2- Janvier 1957 - L'armée en charge des pouvoirs de police
Le 7 janvier 1957, le gouvernement français, dirigé par le secrétaire général de la Sfio, Guy Mollet, confie les pouvoirs de police, à Alger, aux parachutistes du général Massu. L'objectif assigné est de «casser le FLN» et son organisation de la Zone autonome. Il apparaît très vite que Massu est assuré d'user de tous les moyens c'est-à-dire et sans ambiguïté en dehors des lois de la République française. Massu était, selon la sinistre expression de l'époque, «couvert».
De quel côté se trouvait alors le terrorisme et Massu a-t-il été le père spirituel d'El Baghdadi?
Le choix était ainsi celui d'un terrorisme d'Etat dont l'armée régulière française - doublement humiliée à Diên Biên Phu et à Suez- allait être l'instrument militant. «Le réseau bombes» relevait avant toute considération de l'engagement militant en faveur de l'Indépendance nationale et s'il empruntait aux codes de la clandestinité, il procédait d'une activité artisanale que soutenait précisément la force de la conviction. «Les labos» où officiaient Abderrahmane Taleb ou Daniel Timsitt ne renvoyaient pas, en effet, à l'industrie et les poseuses de bombes, n'étaient pas des guerrières formatées pour le combat. Soixante ans plus tard, on peut encore s'étonner de l'impact, intact, du «réseau bombes» -salué à juste titre par Larbi Ben M'hidi en octobre 1956- de la Zone autonome d'Alger et souligner qu'il avait rassemblé une partie des élites combattantes du Front.

3- Guerre inégale, violences inégales
Cette séquence de la guerre d'indépendance nationale peut être précisément éclairée par ces observations du professeur Gilbert Meynier, l'un des pionniers de la recherche historique sur l'Algérie. «L'historien ne peut renvoyer dos à dos, concernant la guerre de 1954-1962, toutes les violences: la violence coloniale française y fut industrielle et massive, la violence algérienne fut artisanale et plus ponctuelle, elle fut réactionnelle, dans un contexte de domination, de violence (re)conquérente et répressive.
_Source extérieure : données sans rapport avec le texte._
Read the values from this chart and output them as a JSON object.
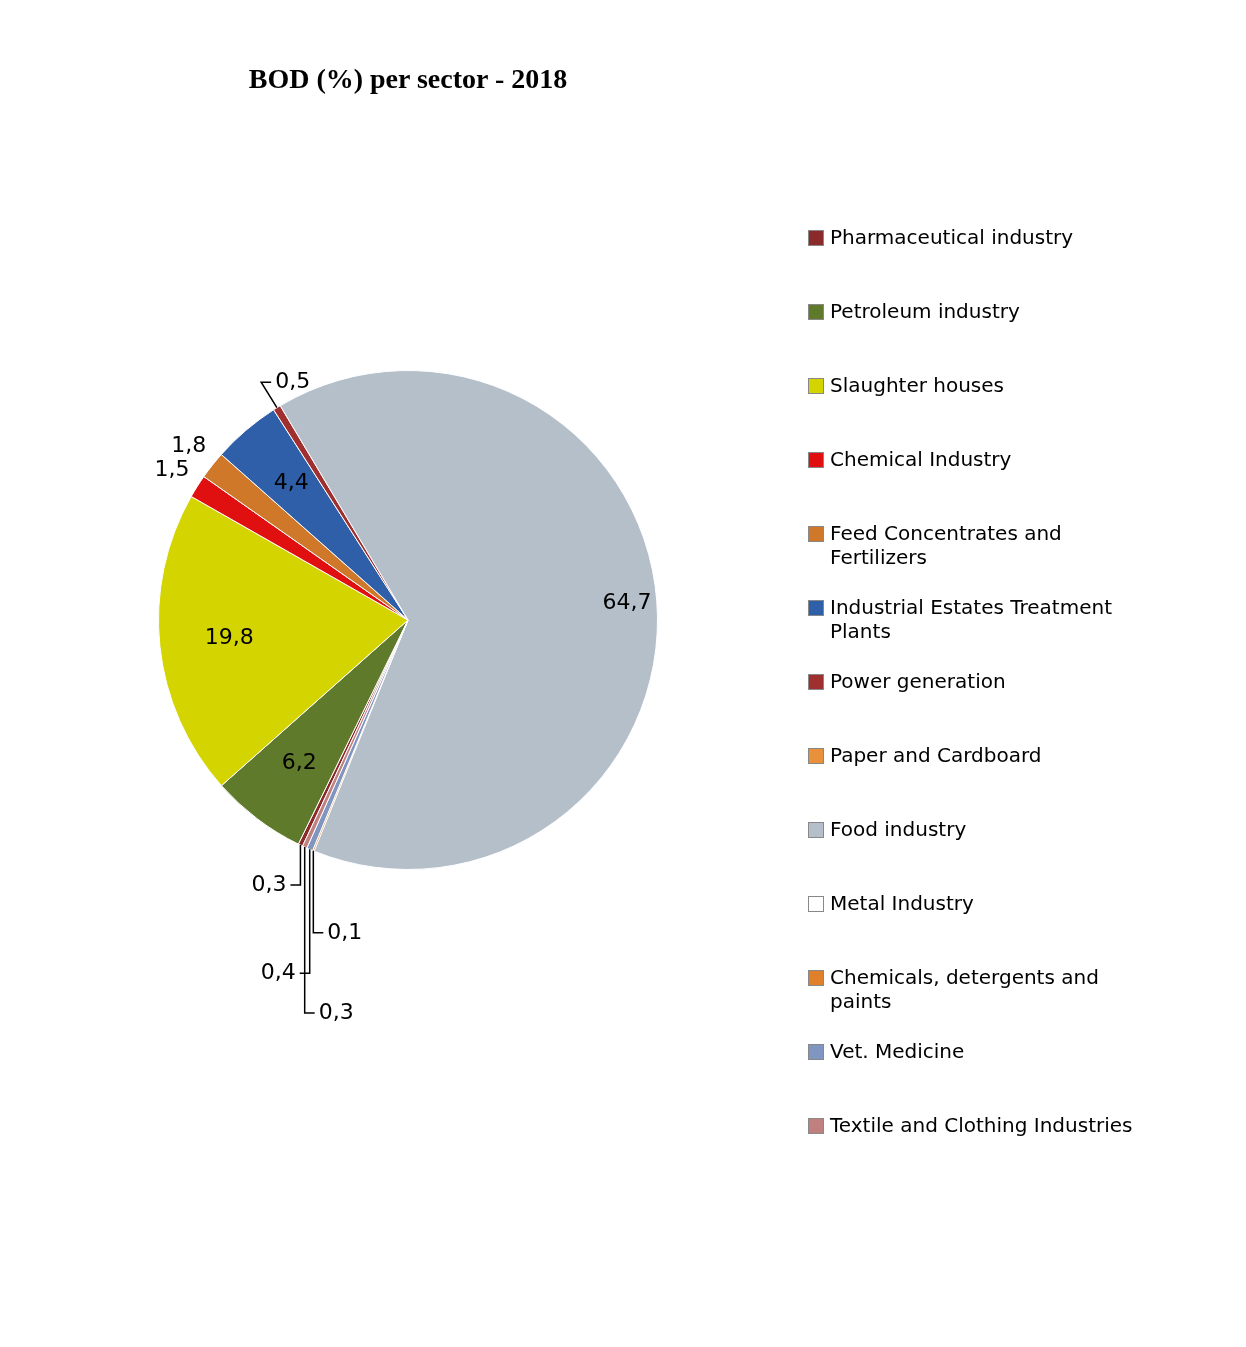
{
  "chart_data": {
    "type": "pie",
    "title": "BOD (%) per sector - 2018",
    "categories": [
      "Pharmaceutical industry",
      "Petroleum industry",
      "Slaughter  houses",
      "Chemical Industry",
      "Feed Concentrates and Fertilizers",
      "Industrial Estates Treatment Plants",
      "Power generation",
      "Paper and Cardboard",
      "Food industry",
      "Metal Industry",
      "Chemicals, detergents and paints",
      "Vet. Medicine",
      "Textile and Clothing Industries"
    ],
    "values": [
      0.3,
      6.2,
      19.8,
      1.5,
      1.8,
      4.4,
      0.5,
      0,
      64.7,
      0,
      0.1,
      0.4,
      0.3
    ],
    "value_labels": [
      "0,3",
      "6,2",
      "19,8",
      "1,5",
      "1,8",
      "4,4",
      "0,5",
      null,
      "64,7",
      null,
      "0,1",
      "0,4",
      "0,3"
    ],
    "colors": [
      "#8b2a2a",
      "#5f7a2a",
      "#d4d400",
      "#e01010",
      "#d0782a",
      "#2e5fa8",
      "#a03030",
      "#e8903a",
      "#b4bfca",
      "#ffffff",
      "#e0802a",
      "#8096c0",
      "#c08080"
    ],
    "legend": "right"
  }
}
De discrimination, et de racisme portant la marque du colonial.» (1)
Le constat demeure. La France du déni est toujours la France torturée que dénonçaient, en son temps, les plus justes de ses écrivains. Pierre-Henri Simon Contre la torture (en 1957), le témoignage accablant du militant Henri Alleg «La question» (1958); le travail pionnier de Pierre Vidal-Naquet La torture dans la République; pourraient, aujourd'hui encore, éclairer sur ce que fut «La bataille d'Alger» et surtout sur l'illusion entretenue par les autorités militaires et politiques d'un FLN éradiqué justifiant ainsi le choix criminel des moyens que démentira, de manière spectaculaire Décembre 1960. A la fin des années 1990 et au début des années 2000, les fantômes de la bataille d'Alger réoccupaient l'espace public et les débats français sous la forme de l'appel de douze intellectuels pour la dénonciation de la torture en guerre d'Algérie alors que le témoignage de Louisette Ighilahriz soulevait encore l'émotion.
Même ceux qui se prévalent de vivre en Algérie devraient faire l'effort de lire, de voir, d'écouter, de comprendre ce que disent les plus éclairés des Français sur le terrorisme d'Etat que fut la bataille d'Alger.

1 - Meynier (Gilbert): Mise au point sur les événements de Constantine sur Internet.